Mechanism (the session format Olson describes)¶

Handful of engineers in a room, code + a few terminals projected on a wall.
Shared-systems knowledge composes: each engineer brings partial context; the group assembles the full picture live.
Hypothesis-driven: "Uhhhh, there's no way that's right!" moments surface issues that neither individual was going to catch alone (in the post, the group found a locking/jitter bug in critical-data-structure updates this way).

Outcomes¶

Latent bugs get found that a single reviewer would miss.
Context is transferred — the session is implicit training for the less-senior attendees, without a separate "mentorship" process.
The senior engineer's time is amplified: one session resolves an issue that would otherwise have required many 1-on-1 debugging sessions.

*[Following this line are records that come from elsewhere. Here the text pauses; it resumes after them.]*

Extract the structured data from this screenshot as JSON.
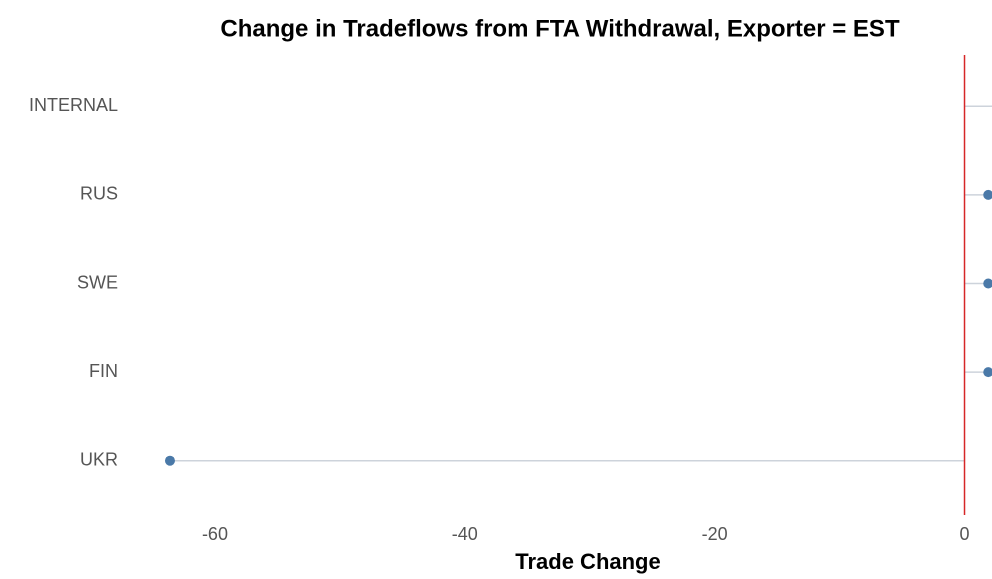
{
  "chart_data": {
    "type": "lollipop",
    "title": "Change in Tradeflows from FTA Withdrawal, Exporter = EST",
    "x_label": "Trade Change",
    "categories": [
      "INTERNAL",
      "RUS",
      "SWE",
      "FIN",
      "UKR"
    ],
    "values": [
      4,
      1.9,
      1.9,
      1.9,
      -63.6
    ],
    "color": "#4a79a8",
    "xlim": [
      -67.2,
      2.2
    ],
    "xticks": [
      -60,
      -40,
      -20,
      0
    ],
    "reference_line": 0,
    "reference_color": "#d62728"
  }
}
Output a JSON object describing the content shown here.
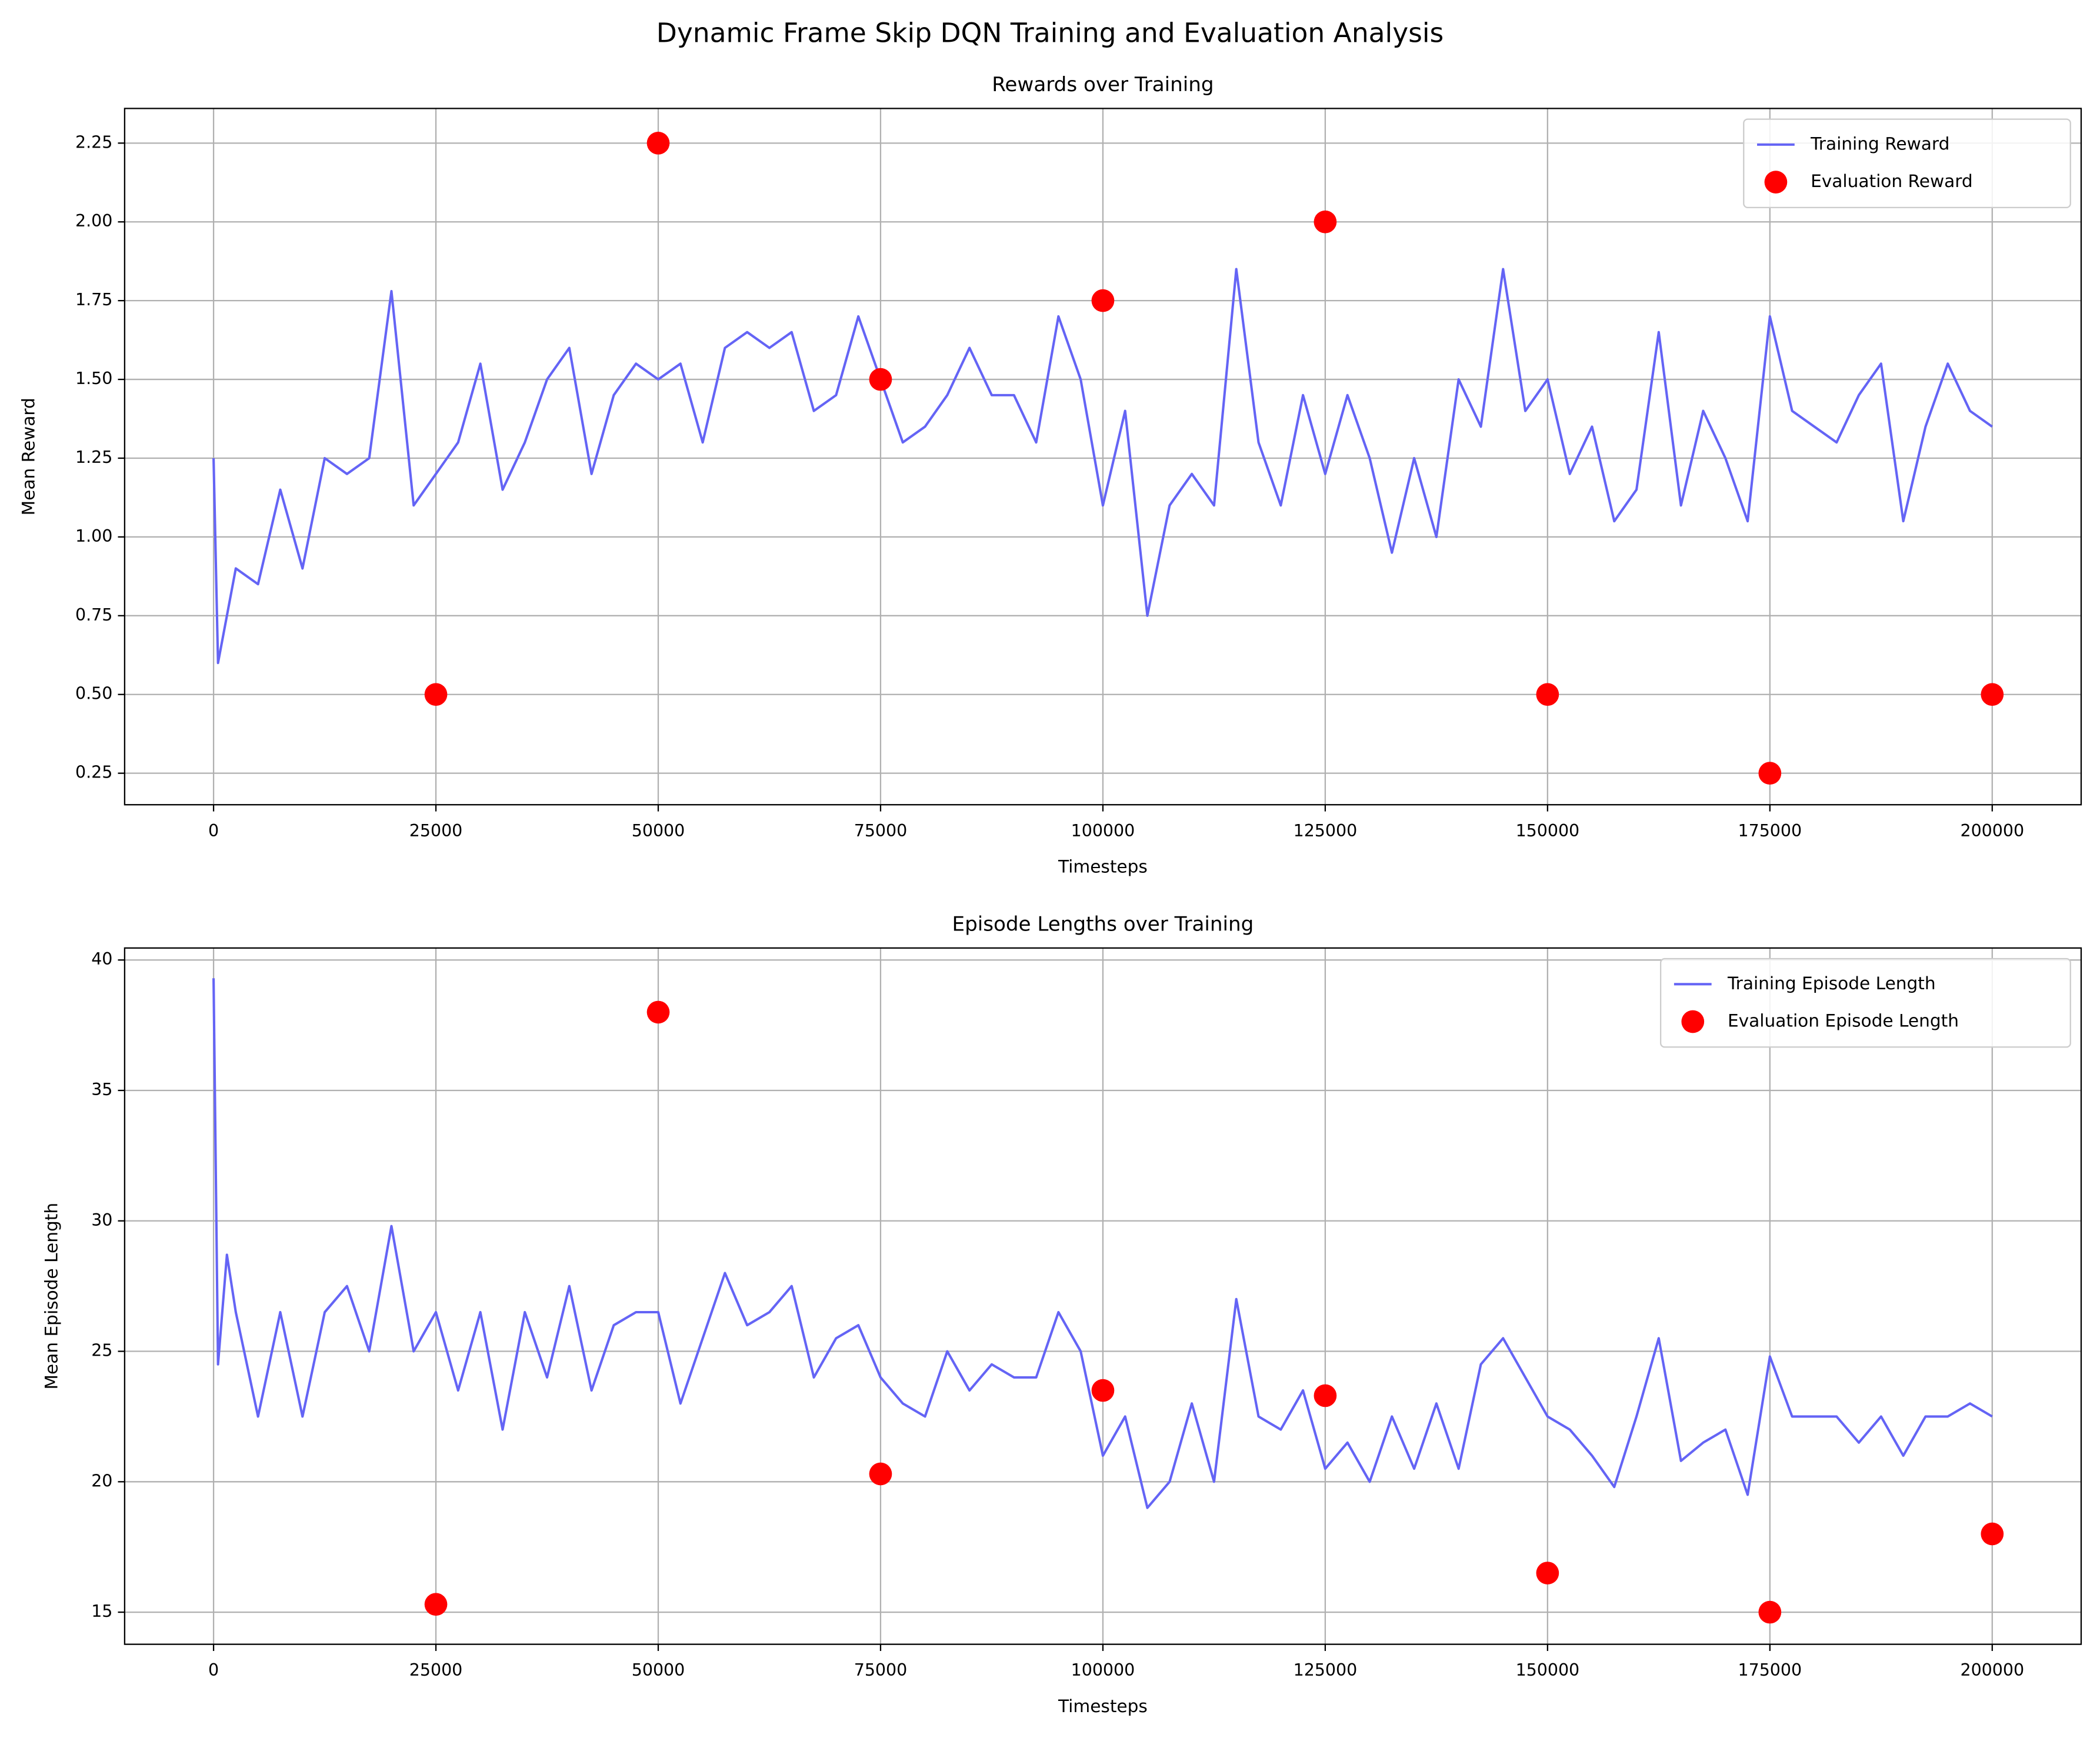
{
  "title": "Dynamic Frame Skip DQN Training and Evaluation Analysis",
  "chart_data": [
    {
      "type": "line",
      "title": "Rewards over Training",
      "x_label": "Timesteps",
      "y_label": "Mean Reward",
      "xlim": [
        -10000,
        210000
      ],
      "ylim": [
        0.15,
        2.36
      ],
      "xticks": [
        0,
        25000,
        50000,
        75000,
        100000,
        125000,
        150000,
        175000,
        200000
      ],
      "yticks": [
        0.25,
        {
          "value": 0.5,
          "label": "0.50"
        },
        0.75,
        {
          "value": 1.0,
          "label": "1.00"
        },
        1.25,
        {
          "value": 1.5,
          "label": "1.50"
        },
        1.75,
        {
          "value": 2.0,
          "label": "2.00"
        },
        2.25
      ],
      "grid": true,
      "legend": "upper right",
      "series": [
        {
          "name": "Training Reward",
          "type": "line",
          "color": "#6464f5",
          "x": [
            0,
            500,
            2500,
            5000,
            7500,
            10000,
            12500,
            15000,
            17500,
            20000,
            22500,
            25000,
            27500,
            30000,
            32500,
            35000,
            37500,
            40000,
            42500,
            45000,
            47500,
            50000,
            52500,
            55000,
            57500,
            60000,
            62500,
            65000,
            67500,
            70000,
            72500,
            75000,
            77500,
            80000,
            82500,
            85000,
            87500,
            90000,
            92500,
            95000,
            97500,
            100000,
            102500,
            105000,
            107500,
            110000,
            112500,
            115000,
            117500,
            120000,
            122500,
            125000,
            127500,
            130000,
            132500,
            135000,
            137500,
            140000,
            142500,
            145000,
            147500,
            150000,
            152500,
            155000,
            157500,
            160000,
            162500,
            165000,
            167500,
            170000,
            172500,
            175000,
            177500,
            180000,
            182500,
            185000,
            187500,
            190000,
            192500,
            195000,
            197500,
            200000
          ],
          "values": [
            1.25,
            0.6,
            0.9,
            0.85,
            1.15,
            0.9,
            1.25,
            1.2,
            1.25,
            1.78,
            1.1,
            1.2,
            1.3,
            1.55,
            1.15,
            1.3,
            1.5,
            1.6,
            1.2,
            1.45,
            1.55,
            1.5,
            1.55,
            1.3,
            1.6,
            1.65,
            1.6,
            1.65,
            1.4,
            1.45,
            1.7,
            1.5,
            1.3,
            1.35,
            1.45,
            1.6,
            1.45,
            1.45,
            1.3,
            1.7,
            1.5,
            1.1,
            1.4,
            0.75,
            1.1,
            1.2,
            1.1,
            1.85,
            1.3,
            1.1,
            1.45,
            1.2,
            1.45,
            1.25,
            0.95,
            1.25,
            1.0,
            1.5,
            1.35,
            1.85,
            1.4,
            1.5,
            1.2,
            1.35,
            1.05,
            1.15,
            1.65,
            1.1,
            1.4,
            1.25,
            1.05,
            1.7,
            1.4,
            1.35,
            1.3,
            1.45,
            1.55,
            1.05,
            1.35,
            1.55,
            1.4,
            1.35
          ]
        },
        {
          "name": "Evaluation Reward",
          "type": "scatter",
          "color": "#ff0000",
          "x": [
            25000,
            50000,
            75000,
            100000,
            125000,
            150000,
            175000,
            200000
          ],
          "values": [
            0.5,
            2.25,
            1.5,
            1.75,
            2.0,
            0.5,
            0.25,
            0.5
          ]
        }
      ]
    },
    {
      "type": "line",
      "title": "Episode Lengths over Training",
      "x_label": "Timesteps",
      "y_label": "Mean Episode Length",
      "xlim": [
        -10000,
        210000
      ],
      "ylim": [
        13.77,
        40.46
      ],
      "xticks": [
        0,
        25000,
        50000,
        75000,
        100000,
        125000,
        150000,
        175000,
        200000
      ],
      "yticks": [
        15,
        20,
        25,
        30,
        35,
        40
      ],
      "grid": true,
      "legend": "upper right",
      "series": [
        {
          "name": "Training Episode Length",
          "type": "line",
          "color": "#6464f5",
          "x": [
            0,
            500,
            1500,
            2500,
            5000,
            7500,
            10000,
            12500,
            15000,
            17500,
            20000,
            22500,
            25000,
            27500,
            30000,
            32500,
            35000,
            37500,
            40000,
            42500,
            45000,
            47500,
            50000,
            52500,
            55000,
            57500,
            60000,
            62500,
            65000,
            67500,
            70000,
            72500,
            75000,
            77500,
            80000,
            82500,
            85000,
            87500,
            90000,
            92500,
            95000,
            97500,
            100000,
            102500,
            105000,
            107500,
            110000,
            112500,
            115000,
            117500,
            120000,
            122500,
            125000,
            127500,
            130000,
            132500,
            135000,
            137500,
            140000,
            142500,
            145000,
            147500,
            150000,
            152500,
            155000,
            157500,
            160000,
            162500,
            165000,
            167500,
            170000,
            172500,
            175000,
            177500,
            180000,
            182500,
            185000,
            187500,
            190000,
            192500,
            195000,
            197500,
            200000
          ],
          "values": [
            39.3,
            24.5,
            28.7,
            26.5,
            22.5,
            26.5,
            22.5,
            26.5,
            27.5,
            25,
            29.8,
            25,
            26.5,
            23.5,
            26.5,
            22,
            26.5,
            24,
            27.5,
            23.5,
            26,
            26.5,
            26.5,
            23,
            25.5,
            28,
            26,
            26.5,
            27.5,
            24,
            25.5,
            26,
            24,
            23,
            22.5,
            25,
            23.5,
            24.5,
            24,
            24,
            26.5,
            25,
            21,
            22.5,
            19,
            20,
            23,
            20,
            27,
            22.5,
            22,
            23.5,
            20.5,
            21.5,
            20,
            22.5,
            20.5,
            23,
            20.5,
            24.5,
            25.5,
            24,
            22.5,
            22,
            21,
            19.8,
            22.5,
            25.5,
            20.8,
            21.5,
            22,
            19.5,
            24.8,
            22.5,
            22.5,
            22.5,
            21.5,
            22.5,
            21,
            22.5,
            22.5,
            23,
            22.5
          ]
        },
        {
          "name": "Evaluation Episode Length",
          "type": "scatter",
          "color": "#ff0000",
          "x": [
            25000,
            50000,
            75000,
            100000,
            125000,
            150000,
            175000,
            200000
          ],
          "values": [
            15.3,
            38,
            20.3,
            23.5,
            23.3,
            16.5,
            15,
            18
          ]
        }
      ]
    }
  ]
}
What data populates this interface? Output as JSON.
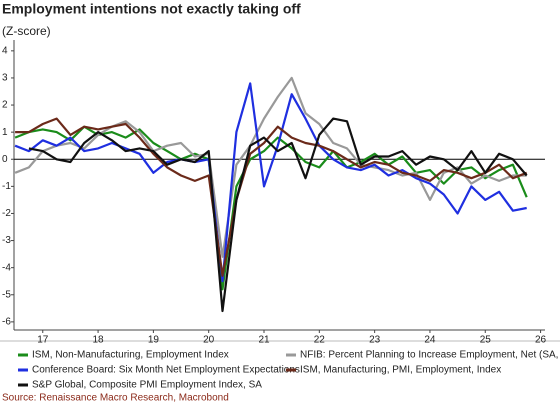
{
  "chart_data": {
    "type": "line",
    "title": "Employment intentions not exactly taking off",
    "subtitle": "(Z-score)",
    "source": "Source: Renaissance Macro Research, Macrobond",
    "x": [
      2016.5,
      2016.75,
      2017,
      2017.25,
      2017.5,
      2017.75,
      2018,
      2018.25,
      2018.5,
      2018.75,
      2019,
      2019.25,
      2019.5,
      2019.75,
      2020,
      2020.25,
      2020.5,
      2020.75,
      2021,
      2021.25,
      2021.5,
      2021.75,
      2022,
      2022.25,
      2022.5,
      2022.75,
      2023,
      2023.25,
      2023.5,
      2023.75,
      2024,
      2024.25,
      2024.5,
      2024.75,
      2025,
      2025.25,
      2025.5,
      2025.75
    ],
    "series": [
      {
        "name": "ISM, Non-Manufacturing, Employment Index",
        "color": "#1a8c1a",
        "values": [
          0.8,
          1.0,
          1.1,
          1.0,
          0.7,
          1.2,
          0.9,
          1.0,
          0.8,
          1.1,
          0.6,
          0.3,
          0.0,
          0.2,
          0.0,
          -4.8,
          -1.0,
          0.0,
          0.3,
          0.8,
          0.4,
          -0.1,
          -0.3,
          0.3,
          -0.3,
          -0.1,
          0.2,
          -0.2,
          0.1,
          -0.5,
          -0.4,
          -0.9,
          -0.4,
          -0.3,
          -0.7,
          -0.4,
          -0.2,
          -1.4
        ]
      },
      {
        "name": "NFIB: Percent Planning to Increase Employment, Net (SA, %)",
        "color": "#999999",
        "values": [
          -0.5,
          -0.3,
          0.3,
          0.5,
          0.6,
          0.4,
          0.9,
          1.2,
          1.4,
          1.0,
          0.3,
          0.5,
          0.6,
          0.1,
          0.2,
          -3.6,
          -0.2,
          0.5,
          1.5,
          2.3,
          3.0,
          1.7,
          1.3,
          0.6,
          0.4,
          -0.2,
          -0.3,
          -0.4,
          -0.6,
          -0.5,
          -1.5,
          -0.5,
          -0.3,
          -0.9,
          -0.6,
          -0.8,
          -0.6,
          -0.6
        ]
      },
      {
        "name": "Conference Board: Six Month Net Employment Expectations",
        "color": "#1f2fe0",
        "values": [
          0.5,
          0.3,
          0.7,
          0.5,
          0.8,
          0.3,
          0.4,
          0.6,
          0.4,
          0.2,
          -0.5,
          -0.1,
          0.0,
          -0.1,
          0.0,
          -4.5,
          1.0,
          2.8,
          -1.0,
          0.5,
          2.4,
          1.5,
          0.5,
          0.0,
          -0.3,
          -0.4,
          -0.2,
          -0.6,
          -0.4,
          -0.7,
          -0.9,
          -1.3,
          -2.0,
          -1.0,
          -1.5,
          -1.2,
          -1.9,
          -1.8
        ]
      },
      {
        "name": "ISM, Manufacturing, PMI, Employment, Index",
        "color": "#6b2a1a",
        "values": [
          1.0,
          1.0,
          1.3,
          1.5,
          0.9,
          1.2,
          1.1,
          1.2,
          1.3,
          0.8,
          0.2,
          -0.3,
          -0.6,
          -0.8,
          -0.6,
          -4.3,
          -1.5,
          0.2,
          0.6,
          1.2,
          0.8,
          0.6,
          0.5,
          0.3,
          0.0,
          -0.3,
          -0.1,
          -0.2,
          -0.5,
          -0.6,
          -0.8,
          -0.4,
          -0.5,
          -0.7,
          -0.5,
          -0.2,
          -0.7,
          -0.5
        ]
      },
      {
        "name": "S&P Global, Composite PMI Employment Index, SA",
        "color": "#111111",
        "values": [
          null,
          0.4,
          0.3,
          0.0,
          -0.1,
          0.6,
          1.0,
          0.7,
          0.3,
          0.4,
          0.3,
          -0.2,
          0.0,
          -0.1,
          0.3,
          -5.6,
          -1.5,
          0.5,
          0.8,
          0.3,
          0.6,
          -0.7,
          0.9,
          1.5,
          1.4,
          -0.2,
          0.1,
          0.1,
          0.3,
          -0.2,
          0.1,
          0.0,
          -0.4,
          0.3,
          -0.5,
          0.2,
          0.0,
          -0.6
        ]
      }
    ],
    "xlim": [
      2016.48,
      2026.08
    ],
    "xticks": [
      {
        "value": 2017,
        "label": "17"
      },
      {
        "value": 2018,
        "label": "18"
      },
      {
        "value": 2019,
        "label": "19"
      },
      {
        "value": 2020,
        "label": "20"
      },
      {
        "value": 2021,
        "label": "21"
      },
      {
        "value": 2022,
        "label": "22"
      },
      {
        "value": 2023,
        "label": "23"
      },
      {
        "value": 2024,
        "label": "24"
      },
      {
        "value": 2025,
        "label": "25"
      },
      {
        "value": 2026,
        "label": "26"
      }
    ],
    "ylim": [
      -6.3,
      4.4
    ],
    "yticks": [
      -6,
      -5,
      -4,
      -3,
      -2,
      -1,
      0,
      1,
      2,
      3,
      4
    ]
  }
}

Leadership shift it encodes¶

I realized that empowering people, giving them the ability to safely experiment, can often lead to results that are even better than what was expected. I've spent a large portion of my career since then focusing on ways to remove roadblocks, but leave the guardrails in place, pushing engineers out of their comfort zone.

The management principle: remove roadblocks, keep guardrails.

Seen in¶

sources/2024-08-22-allthingsdistributed-continuous-reinvention-block-storage-at-aws — Olson's first-person account of realizing he had become a single point of failure and of the peer-debugging format as a response.